Song
- Published: 1945 by Bregman, Vocco and Conn
- Songwriter: Mack Gordon
- Composer: Harry Warren

= The More I See You =

1945 song by Harry Warren and Mack Gordon

"The More I See You" is a pop song composed by Harry Warren, with lyrics by Mack Gordon. The song was first published in 1945.

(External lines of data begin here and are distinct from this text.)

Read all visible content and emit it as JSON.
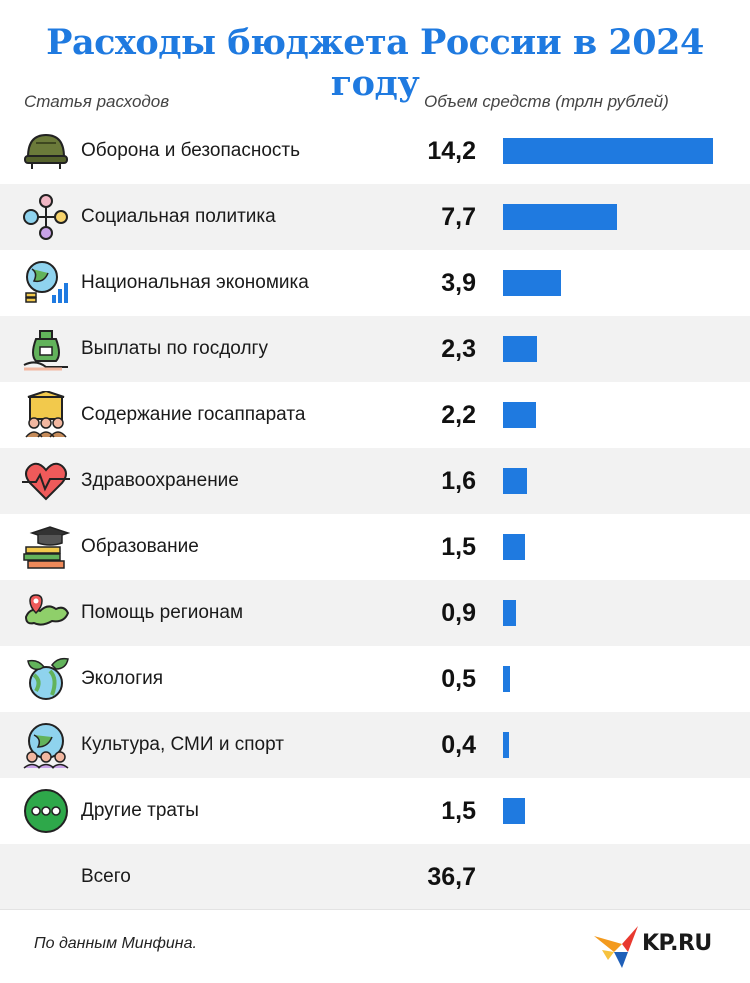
{
  "title": "Расходы бюджета России в 2024 году",
  "col_left": "Статья расходов",
  "col_right": "Объем средств (трлн рублей)",
  "chart_data": {
    "type": "bar",
    "orientation": "horizontal",
    "title": "Расходы бюджета России в 2024 году",
    "xlabel": "Объем средств (трлн рублей)",
    "ylabel": "Статья расходов",
    "categories": [
      "Оборона и безопасность",
      "Социальная политика",
      "Национальная экономика",
      "Выплаты по госдолгу",
      "Содержание госаппарата",
      "Здравоохранение",
      "Образование",
      "Помощь регионам",
      "Экология",
      "Культура, СМИ и спорт",
      "Другие траты"
    ],
    "values": [
      14.2,
      7.7,
      3.9,
      2.3,
      2.2,
      1.6,
      1.5,
      0.9,
      0.5,
      0.4,
      1.5
    ],
    "value_labels": [
      "14,2",
      "7,7",
      "3,9",
      "2,3",
      "2,2",
      "1,6",
      "1,5",
      "0,9",
      "0,5",
      "0,4",
      "1,5"
    ],
    "icons": [
      "helmet-icon",
      "social-network-icon",
      "globe-economy-icon",
      "money-bag-hand-icon",
      "government-staff-icon",
      "heart-pulse-icon",
      "books-graduation-icon",
      "russia-map-pin-icon",
      "eco-globe-icon",
      "culture-globe-people-icon",
      "more-dots-icon"
    ],
    "total_label": "Всего",
    "total_value": "36,7",
    "bar_color": "#1f7ae0"
  },
  "footnote": "По данным Минфина.",
  "logo_text": "KP.RU"
}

The song was introduced by Dick Haymes in the 1945 film Diamond Horseshoe, and also played as an overture under the opening credits and incidental music throughout.

==Other recordings==
"The More I See You" has been subsequently recorded by many artists, notably by:
- Chet Baker sings the song on his 1958 LP (Chet Baker Sings) It Could Happen to You.
- Bobby Darin on his 1961 album Love Swings.
- Chris Montez released the most commercially successful and well-known recording of the song in 1966. His version went to number sixteen on the Billboard Hot 100 and spent four weeks at number two on the Easy Listening chart. It also went to number three on the UK Singles Chart.
- Nancy Sinatra recorded a version of the song on her 1966 album Nancy in London.
- Ella Fitzgerald recorded a live version in 1967, accompanied by the Jimmy Jones Trio, which was released on Ella and Duke at the Cote D'Azur.
- Andy Williams recorded a version of the song on his 1967 album: Love, Andy.
- Peter Allen recorded a version of the song on his 1976 album Taught by Experts.
- Bing Crosby recorded a version of the song on his 1977 album Beautiful Memories.
- Orchestral Manoeuvres in the Dark included the song on their 1980 album Organisation.
- Nina Simone included the song on her 1993 album A Single Woman.